Andachten

Andacht

Andacht 15.05.2018

15. Mai 2018 | Friedhelm Klingeberg

Andacht 15.05.2018

Denn das Reich Gottes ist nicht Essen und Trinken, sondern Gerechtigkeit und Friede und Freude in dem Heiligen Geist.

„Lieber Herr Klingeberg, mit der vegetarischen Er­nährung klappt’s bei mir noch nicht. Ist Salami von Rind und Kalb auch okay?“ Wer so fragt, der nimmt seinen Glauben wirklich ernst, und das ist gut so. Es ist nämlich niemals ein Fehler, Gottes Wort tatsäch­lich für alle Bereiche unseres Lebens gelten zu lassen, und Essen und Trinken gehören elementar dazu. Des­halb fordert der Apostel Paulus uns an anderer Stelle auch ausdrücklich auf: „Ob ihr nun esst oder trinkt oder was ihr auch tut, das tut alles zu Gottes Ehre.“ (1 Kor 10,31)

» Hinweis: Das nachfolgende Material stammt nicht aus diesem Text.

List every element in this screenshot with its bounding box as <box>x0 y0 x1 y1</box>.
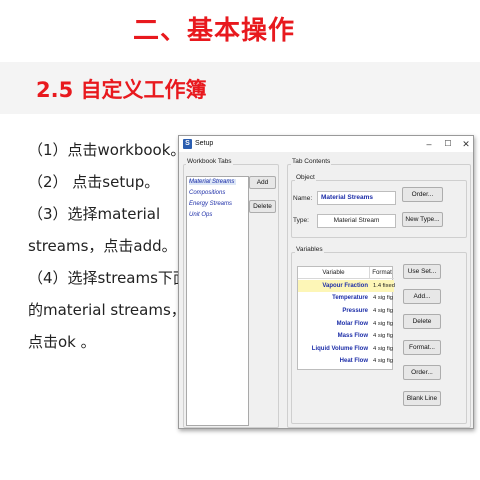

Er wusste ganz sicher, worüber er schrieb, denn mit Fug und Recht konnte er von sich selbst sagen, ein wahrhaft orthodoxer Pharisäer gewesen zu sein und in jeder Hinsicht auch entsprechend gelebt zu haben. Er wusste, worauf es ankam und was wirklich zählte. Niemand hätte ihm jemals vorwerfen können, ein Liberaler zu sein. Umso mehr erstaunt und überrascht es, dass auch unser heutiger Bibeltext aus der Feder dieses Apostels stammt. Er, dem die biblischen Ernäh­rungsgrundsätze aus 3. Mose 11 - deren Aktualität sich im Übrigen heute auf erstaunliche Weise entfaltet - sicher von Kindheit an in Fleisch und Blut überge­gangen waren, setzt plötzlich einen ganz anderen Schwerpunkt: Das Reich Gottes ist nicht Essen und Trinken!

Manchen Frommen unserer Tage mag solch ein Satz schwer verstören. Dabei bringt er nur eine ebenso einfache wie tiefe Wahrheit des Evangeliums auf den Punkt: Wir beide, du und ich, werden nicht erlöst, weil wir uns möglichst gesund ernähren. Unsere Erlösung ist Gottes freies Geschenk an uns.

Je mehr wir auch nur bruchstückhaft erfassen, was es mit diesem Geschenk auf sich hat und wie hoch der Preis war, den Christus auf Golgatha für uns be­zahlt hat, umso intensiver werden wir den Wunsch verspüren, so eng wie möglich mit ihm verbunden zu sein. Paulus sagt: Genau das ist der Punkt, auf den es wirklich ankommt (Phil 3,7ff). Deshalb: Reib dich nicht auf in dem Bemühen, unbedingt ein Vegetarier zu werden - aber setz alles daran, fröhlich, konse­quent und voll Vertrauen in jeder Hinsicht dem Vor­bild und Beispiel deines Erlösers zu folgen und ein Jünger Jesu zu werden, der diesen Namen wirklich verdient. Genau das wünsche ich dir heute von Her­zen, denn es ist das Einzige, was wirklich zählt.